My job was to pull empty cans out of the carton and put them on a conveyor belt. I stayed with the cannery even though I quit many times and it somewhat paid off. The cannery closed in 1984 – wasn’t making any money. The Bush Brothers in Tennessee were our biggest competition. They started the same year we did and were very aggressive. They had their own can company across the street from their cannery. Cans are where the money goes, rather than the product. The Eberwines shipped by water, truck and rail to Baltimore. In later years we delivered product to Baltimore by truck and picked up cans there. The hardest part of running the cannery was showing a profit. All four brothers had houses within three miles of each other. They all farmed and all worked together. The cannery started in 1934. Seemed that when there was a good crop, there was no market so the brothers decided to build a cannery to take care of surplus greens they couldn’t sell fresh. They ended up selling all canned goods. The cannery produced up to 45,000 to 50,000 cans a day but usually 25,000 a day that went as far north as Pennsylvania and as far south as Georgia. My mother, Gladys, came from Providence, Rhode Island and was vacationing here when she met my father. Dad went to Rhode Island to ask for her hand in marriage and her father asked why he couldn’t find a woman in Virginia to marry.

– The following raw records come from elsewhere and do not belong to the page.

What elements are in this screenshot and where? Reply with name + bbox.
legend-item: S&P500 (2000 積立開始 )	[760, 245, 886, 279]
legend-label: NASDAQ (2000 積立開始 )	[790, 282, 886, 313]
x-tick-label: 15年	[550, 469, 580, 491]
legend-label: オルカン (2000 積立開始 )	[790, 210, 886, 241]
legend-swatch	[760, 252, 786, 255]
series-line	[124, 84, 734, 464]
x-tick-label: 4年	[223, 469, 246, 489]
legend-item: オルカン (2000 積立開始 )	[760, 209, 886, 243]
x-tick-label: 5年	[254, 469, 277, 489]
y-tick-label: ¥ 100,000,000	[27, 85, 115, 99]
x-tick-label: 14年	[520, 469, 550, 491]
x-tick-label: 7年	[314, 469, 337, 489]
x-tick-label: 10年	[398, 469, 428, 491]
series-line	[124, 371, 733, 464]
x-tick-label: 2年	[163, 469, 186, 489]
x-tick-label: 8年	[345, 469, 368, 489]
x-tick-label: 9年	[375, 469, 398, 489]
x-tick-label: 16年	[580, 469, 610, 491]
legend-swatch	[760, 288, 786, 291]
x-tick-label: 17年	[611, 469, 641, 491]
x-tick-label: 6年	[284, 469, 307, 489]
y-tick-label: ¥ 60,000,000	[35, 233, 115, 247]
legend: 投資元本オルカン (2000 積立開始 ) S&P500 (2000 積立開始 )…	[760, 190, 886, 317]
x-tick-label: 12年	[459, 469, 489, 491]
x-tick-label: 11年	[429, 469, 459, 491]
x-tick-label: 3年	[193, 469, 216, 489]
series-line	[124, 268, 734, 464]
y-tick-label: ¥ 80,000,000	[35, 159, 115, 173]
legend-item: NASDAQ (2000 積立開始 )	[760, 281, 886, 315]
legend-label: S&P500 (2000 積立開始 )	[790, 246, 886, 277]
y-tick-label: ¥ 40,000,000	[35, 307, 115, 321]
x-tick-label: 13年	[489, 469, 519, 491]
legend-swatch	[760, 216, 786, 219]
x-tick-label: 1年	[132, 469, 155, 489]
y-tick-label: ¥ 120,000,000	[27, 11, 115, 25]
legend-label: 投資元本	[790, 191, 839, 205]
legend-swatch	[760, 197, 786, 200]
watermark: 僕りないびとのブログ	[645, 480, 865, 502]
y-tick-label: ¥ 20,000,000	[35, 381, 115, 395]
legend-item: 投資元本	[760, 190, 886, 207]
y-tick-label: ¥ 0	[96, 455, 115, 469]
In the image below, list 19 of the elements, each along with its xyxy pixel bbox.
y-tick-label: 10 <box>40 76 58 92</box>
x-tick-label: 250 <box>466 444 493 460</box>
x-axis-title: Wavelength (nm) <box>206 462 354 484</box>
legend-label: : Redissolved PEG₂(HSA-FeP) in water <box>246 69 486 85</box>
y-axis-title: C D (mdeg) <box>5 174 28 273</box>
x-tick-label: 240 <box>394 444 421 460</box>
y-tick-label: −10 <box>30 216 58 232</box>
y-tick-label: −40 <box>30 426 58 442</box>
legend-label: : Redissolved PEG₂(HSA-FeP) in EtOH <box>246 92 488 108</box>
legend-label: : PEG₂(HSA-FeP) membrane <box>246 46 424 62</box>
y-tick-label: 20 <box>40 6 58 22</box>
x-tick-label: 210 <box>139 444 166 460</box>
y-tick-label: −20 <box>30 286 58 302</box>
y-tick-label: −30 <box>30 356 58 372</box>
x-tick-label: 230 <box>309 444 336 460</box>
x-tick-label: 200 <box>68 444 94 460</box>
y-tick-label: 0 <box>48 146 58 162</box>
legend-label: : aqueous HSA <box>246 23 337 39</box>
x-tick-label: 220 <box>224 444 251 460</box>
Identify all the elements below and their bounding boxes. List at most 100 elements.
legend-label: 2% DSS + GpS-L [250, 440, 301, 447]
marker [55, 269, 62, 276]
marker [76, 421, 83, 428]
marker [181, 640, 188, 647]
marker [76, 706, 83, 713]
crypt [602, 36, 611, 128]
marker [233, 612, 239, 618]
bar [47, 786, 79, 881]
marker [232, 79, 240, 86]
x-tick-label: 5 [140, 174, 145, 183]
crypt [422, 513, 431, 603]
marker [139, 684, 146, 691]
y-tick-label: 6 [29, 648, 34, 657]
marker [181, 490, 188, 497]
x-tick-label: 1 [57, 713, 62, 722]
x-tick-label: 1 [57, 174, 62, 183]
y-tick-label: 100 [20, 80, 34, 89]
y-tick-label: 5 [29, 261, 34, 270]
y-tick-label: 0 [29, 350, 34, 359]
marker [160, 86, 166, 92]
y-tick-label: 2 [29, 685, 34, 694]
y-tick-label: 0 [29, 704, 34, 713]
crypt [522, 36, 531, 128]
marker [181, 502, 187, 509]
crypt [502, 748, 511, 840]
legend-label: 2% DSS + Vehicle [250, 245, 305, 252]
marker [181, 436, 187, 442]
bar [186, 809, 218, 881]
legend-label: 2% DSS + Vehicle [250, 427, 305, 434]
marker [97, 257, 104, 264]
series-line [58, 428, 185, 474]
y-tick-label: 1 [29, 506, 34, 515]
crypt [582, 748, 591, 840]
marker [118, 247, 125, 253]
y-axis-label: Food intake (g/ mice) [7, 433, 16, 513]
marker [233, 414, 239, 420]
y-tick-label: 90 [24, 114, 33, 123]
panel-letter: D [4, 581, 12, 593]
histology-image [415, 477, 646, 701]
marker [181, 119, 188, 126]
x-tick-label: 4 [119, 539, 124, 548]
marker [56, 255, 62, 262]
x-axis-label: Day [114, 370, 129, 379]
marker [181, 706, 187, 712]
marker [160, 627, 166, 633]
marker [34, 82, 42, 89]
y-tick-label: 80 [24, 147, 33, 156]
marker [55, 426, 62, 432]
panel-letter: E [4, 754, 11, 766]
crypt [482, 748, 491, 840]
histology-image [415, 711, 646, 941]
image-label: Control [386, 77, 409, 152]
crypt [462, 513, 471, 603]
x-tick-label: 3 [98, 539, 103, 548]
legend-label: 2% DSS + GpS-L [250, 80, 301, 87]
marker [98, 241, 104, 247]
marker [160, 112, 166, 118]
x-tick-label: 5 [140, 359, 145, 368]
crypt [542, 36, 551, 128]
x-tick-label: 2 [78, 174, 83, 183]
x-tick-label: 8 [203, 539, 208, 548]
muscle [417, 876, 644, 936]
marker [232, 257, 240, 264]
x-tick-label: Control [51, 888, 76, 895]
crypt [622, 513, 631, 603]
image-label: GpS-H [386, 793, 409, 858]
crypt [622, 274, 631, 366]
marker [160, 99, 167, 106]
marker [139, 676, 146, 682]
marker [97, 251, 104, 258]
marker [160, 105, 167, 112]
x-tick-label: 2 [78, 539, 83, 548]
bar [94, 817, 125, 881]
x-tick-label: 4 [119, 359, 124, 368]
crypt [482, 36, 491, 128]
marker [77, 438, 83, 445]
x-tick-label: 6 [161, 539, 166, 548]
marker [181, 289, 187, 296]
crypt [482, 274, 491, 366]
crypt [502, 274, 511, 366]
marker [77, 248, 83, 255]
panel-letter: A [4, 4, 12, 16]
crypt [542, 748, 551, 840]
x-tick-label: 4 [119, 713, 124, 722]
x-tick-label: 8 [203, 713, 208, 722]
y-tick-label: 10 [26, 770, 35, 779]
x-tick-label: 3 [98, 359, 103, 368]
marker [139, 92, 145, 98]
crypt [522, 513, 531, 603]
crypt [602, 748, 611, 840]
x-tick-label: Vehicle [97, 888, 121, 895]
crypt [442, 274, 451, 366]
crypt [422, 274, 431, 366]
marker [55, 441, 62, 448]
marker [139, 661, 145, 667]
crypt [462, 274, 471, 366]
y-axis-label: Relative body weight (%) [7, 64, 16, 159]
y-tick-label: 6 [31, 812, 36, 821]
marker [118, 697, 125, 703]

“Bumps” Eberwine’s yacht and home

Each of the four Eberwine brothers had gotten 48% of a farm when they graduated from school and each parcel had a house on it but when Gladys’s father saw her’s he decided to build a new house as a late wedding present. They lived in it until they were in their 40s and didn’t like the stairs so they gave the house to Alice and me. When our kids were growing up they did lots of water skiing and the house was a hangout for kids. Marrying Alice Barcalow was the best thing I ever did. She was from Eclipse and I met her at Chuckatuck High School. We started going together at 14 and married at 19. We lived in Portsmouth on North Street for a while, then with her parents in Eclipse and then moved into the house on Eberwine Lane. Bumps loved sailing and lived with Alice on a sailboat in Florida for four years. His favorite sailboat was his 30 foot Sea Star.